徒然草−日々思う、あんなこと、こんなこと。−
 


*二百四十九段*<手紙>2009.3.24

 NHK学校音楽コンクールの課題曲がそろそろ発表かな、と思って調べたら発表されていた。小学校の課題曲が二曲になり、選択することが新しい方式となる。作曲者は千住 明さんが二曲とも担当、高校は大島ミチルさんだ。奇しくも、今年の大河の作曲者と、二年前の大河ドラマの作曲者が顔をそろえた。

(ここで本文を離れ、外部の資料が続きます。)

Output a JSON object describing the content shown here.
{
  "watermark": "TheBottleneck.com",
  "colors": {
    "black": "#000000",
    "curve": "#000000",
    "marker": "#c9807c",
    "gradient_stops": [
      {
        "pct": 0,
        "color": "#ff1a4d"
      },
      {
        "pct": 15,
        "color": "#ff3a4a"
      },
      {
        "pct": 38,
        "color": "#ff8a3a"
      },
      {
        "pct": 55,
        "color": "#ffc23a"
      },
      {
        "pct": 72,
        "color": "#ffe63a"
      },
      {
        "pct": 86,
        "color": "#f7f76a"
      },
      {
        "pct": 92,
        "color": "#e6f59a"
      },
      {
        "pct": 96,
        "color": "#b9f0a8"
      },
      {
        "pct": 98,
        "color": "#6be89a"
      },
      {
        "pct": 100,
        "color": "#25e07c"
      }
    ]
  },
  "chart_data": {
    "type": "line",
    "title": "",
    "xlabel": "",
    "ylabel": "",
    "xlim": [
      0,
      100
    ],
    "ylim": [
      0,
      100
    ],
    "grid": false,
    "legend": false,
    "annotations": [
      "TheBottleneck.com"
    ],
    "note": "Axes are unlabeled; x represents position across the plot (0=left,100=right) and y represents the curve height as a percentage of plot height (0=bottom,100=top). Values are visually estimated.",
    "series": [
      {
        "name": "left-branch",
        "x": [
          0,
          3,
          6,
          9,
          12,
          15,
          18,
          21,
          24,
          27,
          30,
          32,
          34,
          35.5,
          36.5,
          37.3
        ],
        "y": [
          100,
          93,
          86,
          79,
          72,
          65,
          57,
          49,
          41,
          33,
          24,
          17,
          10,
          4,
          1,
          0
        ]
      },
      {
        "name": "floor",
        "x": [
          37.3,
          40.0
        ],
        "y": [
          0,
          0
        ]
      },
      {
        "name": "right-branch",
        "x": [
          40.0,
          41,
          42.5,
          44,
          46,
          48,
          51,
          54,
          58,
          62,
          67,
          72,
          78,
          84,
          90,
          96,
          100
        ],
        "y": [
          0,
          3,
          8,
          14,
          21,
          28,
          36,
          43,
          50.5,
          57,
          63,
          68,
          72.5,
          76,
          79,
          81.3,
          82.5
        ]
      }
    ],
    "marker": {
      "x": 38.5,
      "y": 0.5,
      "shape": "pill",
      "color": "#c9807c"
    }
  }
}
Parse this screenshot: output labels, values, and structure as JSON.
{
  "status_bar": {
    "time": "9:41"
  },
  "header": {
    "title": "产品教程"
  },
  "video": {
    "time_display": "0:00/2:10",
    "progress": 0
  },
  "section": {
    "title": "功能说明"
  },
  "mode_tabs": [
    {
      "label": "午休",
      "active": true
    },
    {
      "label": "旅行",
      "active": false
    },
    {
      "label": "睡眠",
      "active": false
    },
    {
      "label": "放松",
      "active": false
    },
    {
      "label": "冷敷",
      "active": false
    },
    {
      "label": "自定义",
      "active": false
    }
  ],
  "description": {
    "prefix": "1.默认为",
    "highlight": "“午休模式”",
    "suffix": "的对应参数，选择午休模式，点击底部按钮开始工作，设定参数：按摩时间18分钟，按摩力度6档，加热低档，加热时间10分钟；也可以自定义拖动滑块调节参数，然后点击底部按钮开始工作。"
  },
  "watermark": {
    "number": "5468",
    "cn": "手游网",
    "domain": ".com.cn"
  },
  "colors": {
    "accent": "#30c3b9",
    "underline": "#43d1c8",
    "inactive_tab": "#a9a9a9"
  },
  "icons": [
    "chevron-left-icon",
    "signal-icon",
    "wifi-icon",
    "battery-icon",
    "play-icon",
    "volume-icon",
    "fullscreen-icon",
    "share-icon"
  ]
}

 去年の中学校の部の課題曲「手紙」がかなりの反響を呼んで、今春の卒業式で歌われた合唱曲の数では、NHKの調査で、確か2位か3位になっていたと思う。
 毎年生まれる課題曲だが、このところなかなか長く愛唱される曲がなかったから、昨年の「手紙」が反響を呼んでいるのは久しぶりだ。作曲者のアンジェラ・アキさんが詩も書いている。

・・・ひとつしかない胸が なんどもばらばらに割れて 苦しい中で いまを生きている・・・

という部分に共感を覚えている人もいるようだ。
 私の中では

・・・拝啓 この手紙 読んでいるあなたは どこで何をしているのだろう 十五のぼくには 誰にも話せない 悩みがあるのです・・・

この「詩」と同じ音形で詩に合わせて繰り返されるメロディー、いたってシンプルな部分の魅力に尽きる。

 「ぼく」という語感もなんだか好きだな。それにこの「ぼく」は・・・今 まけそうでなきそうで 消えてしまいそうな 「ぼく」だ。この繊細で少し情けない感じが、味がある。そして後半では、大人の「ぼく」が答えの手紙を書いてくれる。多感なこの年代の少年少女には共感を呼ぶだろう、と一年前にCDを初めて聴いたときに思った。私が行った音楽会、コンクールでもよく歌われていた。

 合唱の世界は、このような素直に心情を歌いあげるものと、リアルな言葉、拍子、響き、リズムといったなかで、より高度な世界を求めていく・・・二つの傾向が顕著にある、という考えを強くもつ最近だ。 
 今年の課題曲の楽譜はまだ見てないし、音も聴いてないのだが、どんな曲なのか大いに期待が膨らんでくる。